Caxola

Idéias flutuam pela ruas da cidade. Nadam pelos ares em busca de ouvidos atentos e ansiosas por olhos curiosos. Meu prazer voluntário é capturá-las, vesti-las de sedas e traduzi-las em palavras. No Caxola, a beleza acre do cotidiano veste traje de gala.

quarta-feira, outubro 04, 2006

Elas e Elis

Elas dominam Elis. Infestam-lhe a face. Salpicam-lhe o colo. Pontuam-lhe a barriga.

Pé ante pé. Saem, disfarçadas, de trás da orelha direita. Como um larápio prestes a entrar em ação, deslizam para a cara redonda cor de chocolate. Instalam-se nas bochechas recheadas. A doce maçã do rosto ocuparia com sobras o espaço entre o polegar e o indicador de uma tia coruja. Elas são temerosas àquela luz. Tremem ao se aproximar das bolitas cor de terra que Elis chama de olhos. A vassourinha de cílios pretos as varre para o nariz. E caem desengonçadas como um bêbado tropeçando no asfalto de uma noite suja.

Estateladas, ficam por lá. Erguem-se cambaleantes e sacodem a poeira. Pequenos grãos cinzas levantam vôo. Cheiro de tempo antigo. Baú de quinquilharias. O nariz de azeitona graúda avermelha-se de repente. Elis aponta o queixo para o teto. Aperta os olhos. Abre a boca cor de morango. Num lance, espirra. Elas, que se espanavam da queda, tomam um susto. Elis leva a mão larga ao rosto. Os dedos compridos acomodariam fácil uma manga madura. Mas agora tapam apenas aquela pequena bolinha de carne oval, assoada com uma ponta de papel amassado.

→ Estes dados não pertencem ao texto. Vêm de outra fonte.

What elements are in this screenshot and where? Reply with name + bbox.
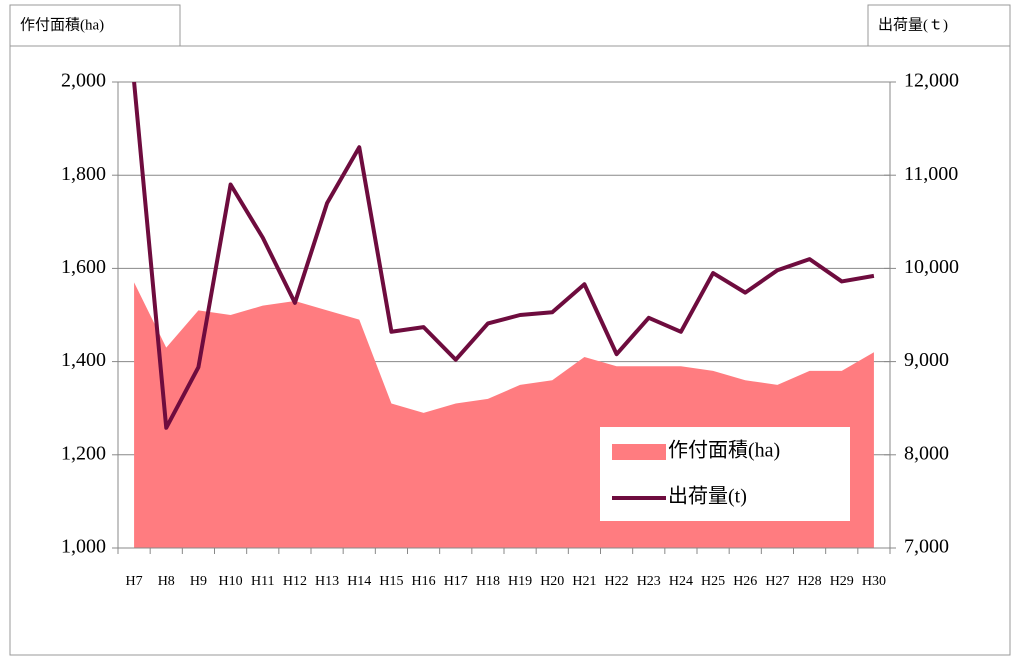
- y-tick-label: 1,800: [61, 163, 106, 185]
- y-axis-label: 作付面積(ha): [20, 16, 104, 33]
- x-tick-label: H29: [830, 574, 854, 589]
- x-tick-label: H9: [190, 574, 207, 589]
- x-tick-label: H19: [508, 574, 532, 589]
- x-tick-label: H13: [315, 574, 339, 589]
- x-tick-label: H30: [862, 574, 886, 589]
- y2-tick-label: 12,000: [904, 70, 959, 92]
- x-tick-label: H28: [798, 574, 822, 589]
- legend-label: 作付面積(ha): [668, 439, 780, 462]
- y-tick-label: 2,000: [61, 70, 106, 92]
- y2-tick-label: 8,000: [904, 442, 949, 464]
- x-tick-label: H27: [765, 574, 789, 589]
- x-tick-label: H23: [637, 574, 661, 589]
- y-tick-label: 1,000: [61, 536, 106, 558]
- x-tick-label: H25: [701, 574, 725, 589]
- y2-tick-label: 10,000: [904, 256, 959, 278]
- x-tick-label: H10: [219, 574, 243, 589]
- legend-swatch: [612, 444, 666, 460]
- y-tick-label: 1,400: [61, 349, 106, 371]
- x-tick-label: H26: [733, 574, 757, 589]
- x-tick-label: H18: [476, 574, 500, 589]
- x-tick-label: H21: [572, 574, 596, 589]
- x-tick-label: H11: [251, 574, 275, 589]
- y-label-box: [9, 4, 181, 47]
- y2-tick-label: 11,000: [904, 163, 958, 185]
- x-tick-label: H12: [283, 574, 307, 589]
- x-tick-label: H15: [379, 574, 403, 589]
- line: [132, 81, 875, 430]
- y2-tick-label: 7,000: [904, 536, 949, 558]
- legend-box: [600, 427, 850, 521]
- x-tick-label: H20: [540, 574, 564, 589]
- x-tick-label: H22: [605, 574, 629, 589]
- y2-axis-label: 出荷量(ｔ): [878, 16, 948, 33]
- x-tick-label: H14: [347, 574, 371, 589]
- x-tick-label: H17: [444, 574, 468, 589]
- x-tick-label: H7: [126, 574, 143, 589]
- x-tick-label: H24: [669, 574, 693, 589]
- y2-label-box: [867, 4, 1011, 47]
- x-tick-label: H16: [412, 574, 436, 589]
- legend-label: 出荷量(t): [668, 485, 747, 508]
- y2-tick-label: 9,000: [904, 349, 949, 371]
- y-tick-label: 1,600: [61, 256, 106, 278]
- x-tick-label: H8: [158, 574, 175, 589]
- y-tick-label: 1,200: [61, 442, 106, 464]
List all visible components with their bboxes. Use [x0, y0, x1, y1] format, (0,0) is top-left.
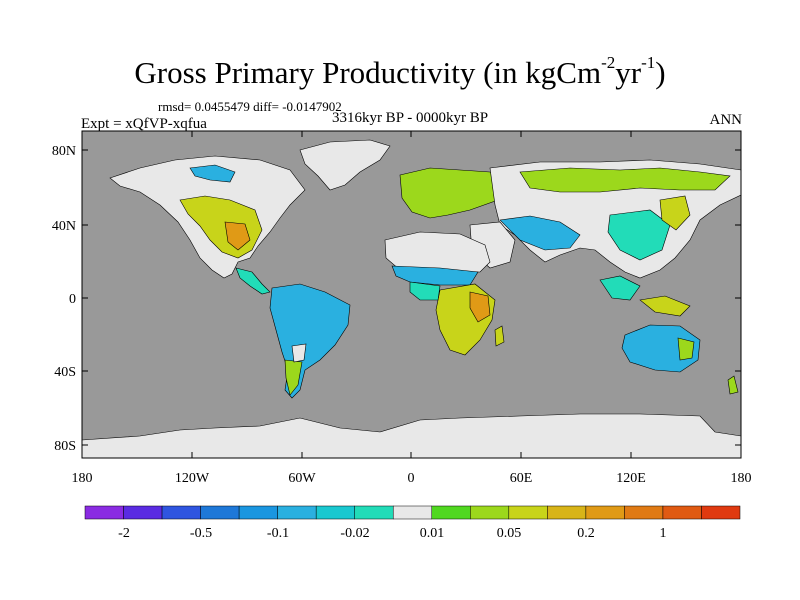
na-high: [224, 221, 251, 251]
central-america: [235, 267, 271, 295]
colorbar-swatch: [662, 505, 702, 520]
lon-label: 0: [408, 471, 415, 486]
experiment-label: Expt = xQfVP-xqfua: [81, 116, 207, 132]
colorbar-label: 1: [660, 526, 667, 541]
colorbar-swatch: [161, 505, 201, 520]
colorbar-label: -2: [118, 526, 130, 541]
colorbar-swatch: [470, 505, 510, 520]
colorbar-label: 0.01: [420, 526, 445, 541]
season-label: ANN: [709, 112, 743, 128]
latitude-axis: 80N 40N 0 40S 80S: [52, 144, 741, 454]
colorbar-label: 0.05: [497, 526, 522, 541]
colorbar-swatch: [354, 505, 394, 520]
colorbar-label: 0.2: [577, 526, 595, 541]
lat-label: 40S: [54, 365, 76, 380]
colorbar-swatch: [585, 505, 625, 520]
australia-green: [677, 337, 695, 361]
colorbar-label: -0.1: [267, 526, 289, 541]
colorbar-label: -0.5: [190, 526, 212, 541]
colorbar-swatch: [701, 505, 741, 520]
indonesia: [639, 295, 691, 317]
greenland: [299, 139, 391, 191]
lon-label: 180: [731, 471, 752, 486]
na-north-blue: [189, 164, 236, 183]
colorbar-swatch: [392, 505, 433, 520]
colorbar-swatch: [508, 505, 548, 520]
lon-label: 120E: [616, 471, 646, 486]
colorbar-swatch: [431, 505, 471, 520]
lon-label: 60E: [510, 471, 533, 486]
subtitle: 3316kyr BP - 0000kyr BP: [331, 110, 489, 126]
colorbar-swatch: [200, 505, 240, 520]
lon-label: 60W: [288, 471, 316, 486]
colorbar-swatch: [547, 505, 587, 520]
australia: [621, 324, 701, 373]
se-asia: [599, 275, 641, 301]
colorbar-swatch: [315, 505, 355, 520]
antarctica: [82, 413, 741, 458]
colorbar-swatch: [624, 505, 664, 520]
sa-south-green: [284, 359, 303, 396]
colorbar-label: -0.02: [340, 526, 369, 541]
asia-central-blue: [499, 215, 581, 251]
asia-east-blue: [607, 209, 671, 261]
stats-line: rmsd= 0.0455479 diff= -0.0147902: [158, 99, 342, 114]
map-title: Gross Primary Productivity (in kgCm-2yr-…: [134, 52, 666, 90]
colorbar-swatch: [84, 505, 124, 520]
asia-siberia-green: [519, 167, 731, 193]
africa-east-high: [469, 291, 491, 323]
colorbar-swatch: [123, 505, 163, 520]
new-zealand: [727, 375, 739, 395]
africa-sahel-blue: [391, 265, 479, 286]
asia-east-green: [659, 195, 691, 231]
lat-label: 80N: [52, 144, 76, 159]
colorbar-labels: -2 -0.5 -0.1 -0.02 0.01 0.05 0.2 1: [118, 526, 666, 541]
lat-label: 40N: [52, 219, 76, 234]
madagascar: [494, 325, 505, 347]
lon-label: 120W: [175, 471, 210, 486]
lon-label: 180: [72, 471, 93, 486]
africa-north-white: [384, 231, 491, 273]
lat-label: 80S: [54, 439, 76, 454]
africa-west-blue: [409, 281, 441, 301]
sa-south-white: [291, 343, 307, 363]
colorbar: [84, 505, 741, 520]
longitude-axis: 180 120W 60W 0 60E 120E 180: [72, 131, 752, 486]
colorbar-swatch: [238, 505, 278, 520]
colorbar-swatch: [277, 505, 317, 520]
land-regions: [82, 139, 741, 458]
lat-label: 0: [69, 292, 76, 307]
europe: [399, 167, 506, 219]
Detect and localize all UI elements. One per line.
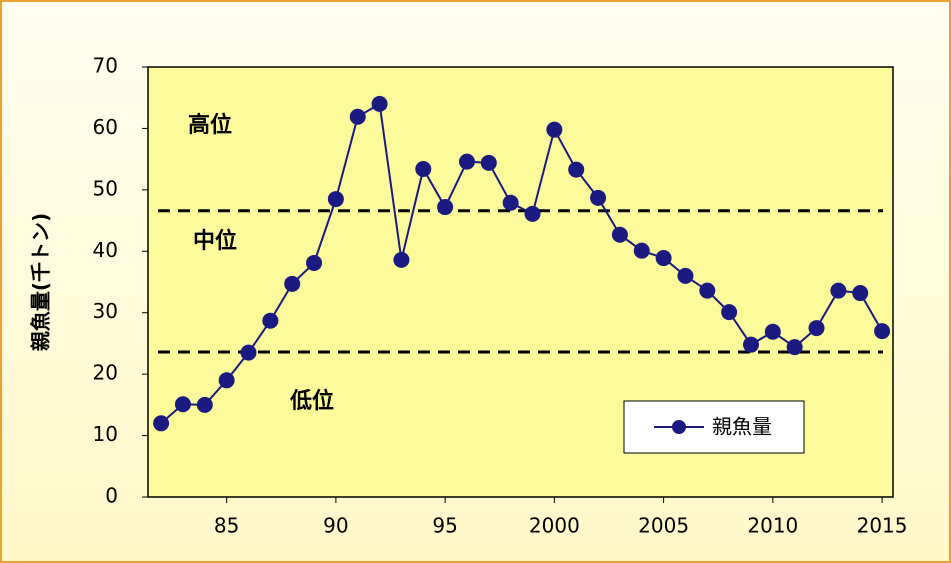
legend-marker	[672, 420, 686, 434]
data-point	[393, 251, 410, 268]
data-point	[677, 267, 694, 284]
x-tick-label: 85	[214, 514, 239, 538]
data-point	[786, 339, 803, 356]
data-point	[306, 254, 323, 271]
x-tick-label: 2015	[857, 514, 908, 538]
data-point	[590, 189, 607, 206]
data-point	[218, 372, 235, 389]
data-point	[808, 320, 825, 337]
y-axis-label: 親魚量(千トン)	[29, 213, 53, 351]
x-tick-label: 95	[432, 514, 457, 538]
data-point	[699, 282, 716, 299]
data-point	[874, 323, 891, 340]
data-point	[371, 95, 388, 112]
data-point	[852, 285, 869, 302]
data-point	[262, 312, 279, 329]
data-point	[284, 275, 301, 292]
data-point	[240, 344, 257, 361]
y-tick-label: 60	[93, 115, 118, 139]
y-tick-label: 20	[93, 361, 118, 385]
x-tick-label: 2005	[638, 514, 689, 538]
y-tick-label: 70	[93, 54, 118, 78]
data-point	[611, 226, 628, 243]
data-point	[153, 415, 170, 432]
data-point	[437, 199, 454, 216]
data-point	[830, 282, 847, 299]
data-point	[633, 242, 650, 259]
data-point	[568, 161, 585, 178]
data-point	[721, 304, 738, 321]
data-point	[415, 160, 432, 177]
x-tick-label: 2000	[529, 514, 580, 538]
legend-label: 親魚量	[712, 415, 772, 439]
data-point	[458, 153, 475, 170]
annotation: 中位	[193, 228, 237, 254]
series-line	[160, 102, 883, 425]
data-point	[524, 205, 541, 222]
y-tick-label: 40	[93, 238, 118, 262]
y-tick-label: 50	[93, 176, 118, 200]
data-point	[742, 336, 759, 353]
data-point	[196, 396, 213, 413]
x-tick-label: 90	[323, 514, 348, 538]
data-point	[655, 250, 672, 267]
data-point	[349, 108, 366, 125]
annotation: 高位	[188, 112, 232, 138]
y-tick-label: 30	[93, 299, 118, 323]
annotation: 低位	[289, 388, 334, 414]
y-tick-label: 0	[105, 484, 118, 508]
x-tick-label: 2010	[747, 514, 798, 538]
data-point	[502, 194, 519, 211]
data-point	[546, 121, 563, 138]
y-tick-label: 10	[93, 422, 118, 446]
data-point	[174, 396, 191, 413]
data-point	[764, 323, 781, 340]
data-point	[327, 191, 344, 208]
data-point	[480, 154, 497, 171]
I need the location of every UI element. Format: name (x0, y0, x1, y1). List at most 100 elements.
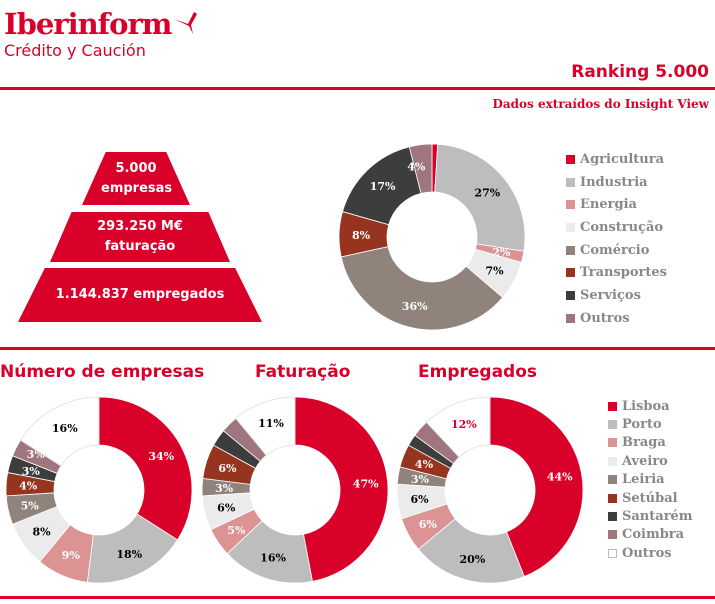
slice-comércio (340, 246, 504, 331)
slice-label: 36% (402, 300, 428, 313)
slice-label: 5% (227, 524, 246, 537)
legend-label: Leiria (622, 472, 665, 488)
slice-lisboa (294, 396, 389, 582)
legend-label: Outros (580, 310, 630, 326)
slice-label: 11% (258, 417, 284, 430)
legend-label: Coimbra (622, 527, 685, 543)
slice-label: 6% (419, 518, 438, 531)
legend-item: Energia (566, 193, 667, 216)
slice-industria (434, 143, 526, 252)
slice-lisboa (98, 396, 193, 541)
legend-item: Construção (566, 216, 667, 239)
employees-label: 1.144.837 empregados (55, 287, 225, 302)
slice-label: 44% (547, 471, 573, 484)
ranking-title: Ranking 5.000 (571, 62, 709, 82)
chart-title-employees: Empregados (418, 362, 538, 382)
legend-swatch (608, 475, 617, 485)
legend-item: Outros (566, 307, 667, 330)
legend-label: Porto (622, 417, 662, 433)
slice-label: 3% (22, 465, 41, 478)
region-legend: Lisboa Porto Braga Aveiro Leiria Setúbal Santa… (608, 397, 693, 563)
legend-item: Porto (608, 415, 693, 433)
legend-label: Construção (580, 219, 664, 235)
legend-swatch (608, 438, 617, 448)
legend-item: Industria (566, 171, 667, 194)
slice-outros (235, 396, 296, 456)
legend-swatch (608, 530, 617, 540)
legend-swatch (566, 177, 575, 187)
chart-title-revenue: Faturação (255, 362, 351, 382)
legend-item: Transportes (566, 261, 667, 284)
slice-outros (408, 143, 433, 194)
legend-label: Santarém (622, 509, 693, 525)
slice-label: 20% (459, 553, 485, 566)
slice-label: 3% (215, 482, 234, 495)
legend-item: Comércio (566, 239, 667, 262)
legend-swatch (608, 420, 617, 430)
pyramid-employees: 1.144.837 empregados (18, 268, 262, 322)
legend-item: Santarém (608, 507, 693, 525)
source-note: Dados extraídos do Insight View (492, 97, 709, 111)
slice-label: 3% (411, 473, 430, 486)
legend-label: Braga (622, 435, 666, 451)
slice-label: 12% (451, 418, 477, 431)
legend-label: Outros (622, 545, 672, 561)
legend-item: Lisboa (608, 397, 693, 415)
slice-label: 17% (370, 180, 396, 193)
slice-label: 4% (407, 161, 426, 174)
legend-label: Setúbal (622, 490, 678, 506)
legend-label: Aveiro (622, 453, 668, 469)
legend-swatch (566, 290, 575, 300)
slice-label: 16% (52, 422, 78, 435)
legend-label: Energia (580, 197, 637, 213)
chart-title-companies: Número de empresas (0, 362, 205, 382)
legend-swatch (608, 512, 617, 522)
legend-swatch (608, 548, 617, 558)
slice-label: 18% (116, 548, 142, 561)
legend-swatch (566, 245, 575, 255)
slice-label: 8% (33, 526, 52, 539)
slice-label: 6% (218, 462, 237, 475)
legend-swatch (566, 222, 575, 232)
sector-legend: Agricultura Industria Energia Construção Com… (566, 148, 667, 330)
legend-swatch (608, 456, 617, 466)
slice-label: 4% (19, 480, 38, 493)
logo: Iberinform Crédito y Caución (4, 7, 197, 60)
legend-label: Transportes (580, 265, 667, 281)
slice-label: 6% (411, 493, 430, 506)
legend-swatch (608, 401, 617, 411)
logo-bird-icon (174, 12, 197, 34)
pyramid-revenue: 293.250 M€ faturação (50, 212, 230, 262)
legend-item: Aveiro (608, 452, 693, 470)
logo-name: Iberinform (4, 7, 172, 41)
legend-swatch (566, 313, 575, 323)
legend-label: Lisboa (622, 398, 670, 414)
legend-item: Setúbal (608, 489, 693, 507)
legend-item: Braga (608, 434, 693, 452)
legend-swatch (566, 200, 575, 210)
legend-label: Agricultura (580, 151, 664, 167)
legend-swatch (566, 154, 575, 164)
divider (0, 596, 715, 599)
slice-label: 4% (415, 458, 434, 471)
legend-item: Serviços (566, 284, 667, 307)
legend-label: Industria (580, 174, 648, 190)
legend-swatch (608, 493, 617, 503)
legend-item: Leiria (608, 471, 693, 489)
legend-label: Comércio (580, 242, 650, 258)
slice-label: 7% (485, 265, 504, 278)
slice-label: 34% (148, 450, 174, 463)
slice-outros (19, 396, 100, 467)
legend-item: Outros (608, 544, 693, 562)
slice-lisboa (489, 396, 584, 577)
logo-subtitle: Crédito y Caución (4, 41, 146, 60)
slice-label: 16% (260, 552, 286, 565)
divider (0, 87, 715, 90)
divider (0, 347, 715, 350)
slice-label: 8% (352, 229, 371, 242)
slice-label: 6% (217, 502, 236, 515)
legend-swatch (566, 268, 575, 278)
companies-label: 5.000 empresas (101, 160, 173, 196)
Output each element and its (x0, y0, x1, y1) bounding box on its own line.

Alerta! Abandonam a área desnorteadas. Tropeçam nas narinas. Escapam da ameaçadora dúzia de dentes que se abraçavam em um sorriso. Pernas para que te quero. Escorregam pelas curvas suaves do queixo. Lançam-se em um abismo cego.

Queda. Tombo. Vertigem. Fecham os olhos para esquecer o suicídio acidental.

Pasmam. Sentem um travesseiro de plumas sob suas costas. Morno como um berço para filhotes. Espiam para os dois lados. Salvas. No colo macio de algodão, aninham-se as pequeninhas. No regaço, enrodilham-se as pintas pretas de Elis.

Elis (não a Regina) é amiga querida. Inspiração para exercício de descrição. Tudo por um texto melhor.